DCWP provided an example of a bias audit in the rule. At minimum, an audit must calculate the selection rate and impact ratio for demographic categories including:
- Sex.
- Race and ethnicity.
- Intersectional categories of sex, race and ethnicity.
If the AEDT classifies job candidates for employment, or classifies employees as being considered for promotion into specific groups, an audit must perform these calculations for each demographic group.
The audit also must indicate the number of individuals assessed by the AEDT who are not included in these calculations because they fall into an unknown category.
Where an AEDT scores candidates and employees, the audit must calculate the median score for the full sample of applicants; the scoring rate for individuals in each category; the impact ratio for each category; and the number of individuals not included in these calculations because they fall into an unknown category.
The rule notes that an independent auditor may exclude from the required impact ratio calculations any categories that represent less than 2% of the data being used for the bias audit.
If such a category is excluded, the audit’s summary of results must include a justification for the exclusion, the number of applicants excluded and the scoring rate or selection rate for each excluded category.
Data for bias audits must be derived from the AEDT’s historical data, per the rule.
The data may be collected from one or more employers or employment agencies that use the same AEDT, but individual employers and agencies may rely on such an audit only if they provide historical data from their own use of the AEDT to the independent auditor conducting the audit, or if they have never used the AEDT.
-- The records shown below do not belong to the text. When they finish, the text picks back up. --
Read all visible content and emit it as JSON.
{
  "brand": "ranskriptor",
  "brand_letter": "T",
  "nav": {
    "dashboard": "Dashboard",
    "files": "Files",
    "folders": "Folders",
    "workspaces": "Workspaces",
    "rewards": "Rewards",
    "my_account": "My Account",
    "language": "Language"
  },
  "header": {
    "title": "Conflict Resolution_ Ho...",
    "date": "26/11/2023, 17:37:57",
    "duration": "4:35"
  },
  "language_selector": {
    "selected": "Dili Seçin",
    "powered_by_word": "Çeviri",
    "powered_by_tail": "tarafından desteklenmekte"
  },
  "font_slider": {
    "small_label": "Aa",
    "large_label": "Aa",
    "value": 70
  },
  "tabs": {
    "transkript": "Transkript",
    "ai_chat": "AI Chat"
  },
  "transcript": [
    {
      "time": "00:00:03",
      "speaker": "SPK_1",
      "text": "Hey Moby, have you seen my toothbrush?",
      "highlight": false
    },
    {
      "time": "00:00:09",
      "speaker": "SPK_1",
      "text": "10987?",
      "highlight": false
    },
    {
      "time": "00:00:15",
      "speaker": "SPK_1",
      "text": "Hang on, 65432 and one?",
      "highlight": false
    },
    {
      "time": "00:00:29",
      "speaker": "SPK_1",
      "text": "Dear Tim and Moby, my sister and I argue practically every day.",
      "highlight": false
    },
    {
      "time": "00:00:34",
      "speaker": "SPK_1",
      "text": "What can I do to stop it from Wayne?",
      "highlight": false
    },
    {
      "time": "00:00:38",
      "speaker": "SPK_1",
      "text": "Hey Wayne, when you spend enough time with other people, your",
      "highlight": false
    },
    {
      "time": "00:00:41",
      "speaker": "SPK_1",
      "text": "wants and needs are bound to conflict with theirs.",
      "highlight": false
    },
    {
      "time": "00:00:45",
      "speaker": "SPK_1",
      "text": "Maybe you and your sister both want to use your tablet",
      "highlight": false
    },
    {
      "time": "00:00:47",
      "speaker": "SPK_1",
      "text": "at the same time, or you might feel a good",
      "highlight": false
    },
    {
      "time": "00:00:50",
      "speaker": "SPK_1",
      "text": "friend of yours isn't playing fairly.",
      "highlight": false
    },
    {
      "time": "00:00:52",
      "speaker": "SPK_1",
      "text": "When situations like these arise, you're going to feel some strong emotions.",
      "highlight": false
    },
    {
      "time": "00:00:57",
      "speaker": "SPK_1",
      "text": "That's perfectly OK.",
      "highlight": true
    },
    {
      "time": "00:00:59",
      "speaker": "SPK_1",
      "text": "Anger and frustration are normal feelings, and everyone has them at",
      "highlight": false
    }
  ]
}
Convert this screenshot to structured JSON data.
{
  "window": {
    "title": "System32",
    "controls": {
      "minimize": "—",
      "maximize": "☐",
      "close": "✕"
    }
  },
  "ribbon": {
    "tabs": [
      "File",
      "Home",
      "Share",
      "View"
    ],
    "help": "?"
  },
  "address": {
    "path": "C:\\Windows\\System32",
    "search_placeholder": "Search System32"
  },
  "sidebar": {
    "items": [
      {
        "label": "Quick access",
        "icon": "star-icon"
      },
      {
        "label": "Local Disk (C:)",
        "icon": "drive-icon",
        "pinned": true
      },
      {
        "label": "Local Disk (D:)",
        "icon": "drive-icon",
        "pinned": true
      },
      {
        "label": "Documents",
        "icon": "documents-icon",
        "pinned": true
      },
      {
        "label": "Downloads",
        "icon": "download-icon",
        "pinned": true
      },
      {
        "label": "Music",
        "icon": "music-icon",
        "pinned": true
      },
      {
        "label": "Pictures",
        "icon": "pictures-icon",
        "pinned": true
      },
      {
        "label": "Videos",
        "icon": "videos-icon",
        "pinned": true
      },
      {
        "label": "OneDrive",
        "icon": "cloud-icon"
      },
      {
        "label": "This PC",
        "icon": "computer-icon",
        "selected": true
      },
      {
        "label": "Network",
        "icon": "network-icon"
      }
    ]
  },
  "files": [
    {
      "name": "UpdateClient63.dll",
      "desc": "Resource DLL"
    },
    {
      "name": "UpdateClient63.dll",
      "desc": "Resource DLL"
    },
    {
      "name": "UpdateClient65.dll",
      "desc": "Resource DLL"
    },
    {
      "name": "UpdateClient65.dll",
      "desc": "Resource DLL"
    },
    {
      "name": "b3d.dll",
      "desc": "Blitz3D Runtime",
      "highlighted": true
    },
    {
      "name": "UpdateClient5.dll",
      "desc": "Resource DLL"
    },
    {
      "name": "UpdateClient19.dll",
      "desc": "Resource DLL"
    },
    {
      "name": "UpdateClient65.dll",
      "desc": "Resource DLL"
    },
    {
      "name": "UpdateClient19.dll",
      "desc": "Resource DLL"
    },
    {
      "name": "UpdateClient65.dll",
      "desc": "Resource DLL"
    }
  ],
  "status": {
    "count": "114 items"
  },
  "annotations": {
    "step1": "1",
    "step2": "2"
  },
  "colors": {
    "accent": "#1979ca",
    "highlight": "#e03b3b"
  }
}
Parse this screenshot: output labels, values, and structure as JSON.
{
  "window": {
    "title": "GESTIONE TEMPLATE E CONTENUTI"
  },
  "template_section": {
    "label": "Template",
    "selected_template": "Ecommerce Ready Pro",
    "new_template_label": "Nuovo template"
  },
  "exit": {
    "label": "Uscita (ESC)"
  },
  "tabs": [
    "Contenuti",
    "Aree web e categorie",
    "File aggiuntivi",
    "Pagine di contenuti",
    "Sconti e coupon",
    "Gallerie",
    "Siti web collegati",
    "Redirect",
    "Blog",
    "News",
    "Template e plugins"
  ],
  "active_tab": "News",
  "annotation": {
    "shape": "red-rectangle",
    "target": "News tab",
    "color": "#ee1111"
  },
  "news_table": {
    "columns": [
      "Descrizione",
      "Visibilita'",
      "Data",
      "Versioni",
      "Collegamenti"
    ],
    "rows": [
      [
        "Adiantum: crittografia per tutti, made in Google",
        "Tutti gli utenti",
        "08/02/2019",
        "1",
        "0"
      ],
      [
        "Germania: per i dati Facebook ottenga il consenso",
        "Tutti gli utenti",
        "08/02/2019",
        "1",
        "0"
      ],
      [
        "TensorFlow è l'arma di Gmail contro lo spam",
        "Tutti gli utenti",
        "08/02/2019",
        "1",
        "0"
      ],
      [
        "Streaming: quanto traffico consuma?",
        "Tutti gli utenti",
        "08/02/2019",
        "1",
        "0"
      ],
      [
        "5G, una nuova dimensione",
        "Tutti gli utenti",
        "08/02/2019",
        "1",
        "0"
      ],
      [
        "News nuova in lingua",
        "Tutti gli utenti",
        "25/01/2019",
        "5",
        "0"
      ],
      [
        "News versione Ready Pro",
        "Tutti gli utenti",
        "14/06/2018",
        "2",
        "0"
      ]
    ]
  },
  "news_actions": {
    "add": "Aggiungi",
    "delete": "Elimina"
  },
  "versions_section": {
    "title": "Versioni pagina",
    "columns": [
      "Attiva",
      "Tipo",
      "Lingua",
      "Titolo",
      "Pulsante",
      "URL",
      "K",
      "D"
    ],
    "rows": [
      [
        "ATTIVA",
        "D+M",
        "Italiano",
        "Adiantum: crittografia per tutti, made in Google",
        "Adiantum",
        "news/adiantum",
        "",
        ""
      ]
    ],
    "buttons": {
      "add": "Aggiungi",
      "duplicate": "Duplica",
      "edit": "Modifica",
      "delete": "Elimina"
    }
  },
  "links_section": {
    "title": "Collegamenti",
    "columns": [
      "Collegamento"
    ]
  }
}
If there is insufficient historical data to conduct an audit, an employer or agency may rely on an audit that uses test data. If this is the case, the summary of results must explain why historical data was not used as well as how the test data was generated and obtained.
How must candidates be notified?
Employers and agencies must publicly disclose the data of the most recent bias audit as well as the summary of results from such audits, but they also must notify candidates and employees about the use of an AEDT at least 10 business days prior to use of the tool.
The notice must include the job qualifications and characteristics that the AEDT will use to assess individuals, and must permit candidates to request an alternative selection process or accommodation if such an alternative is available.
The final rule specifies that an employer or agency may provide the notice by posting it in a clear and conspicuous manner on the employment section on the employer or agency’s website; placing the notice within the job posting; or sending the notice via U.S. mail or email.
The rule includes additional requirements with respect to the AEDT’s data retention policy.
Employers also should consider obtaining consents from applicants and employees regarding the use of AI because use of the tech may give rise to disparate impact claims under federal and state laws, Nicholas Pappas, partner at Dorsey & Whitney, said in an email to HR Dive.
“Advising applicants and employees how to contact the employer if reasonable accommodations are needed [is] incredibly important,” Pappas said. “And companies should provide adequate and reasonable accommodations to applicants and employees with disabilities.”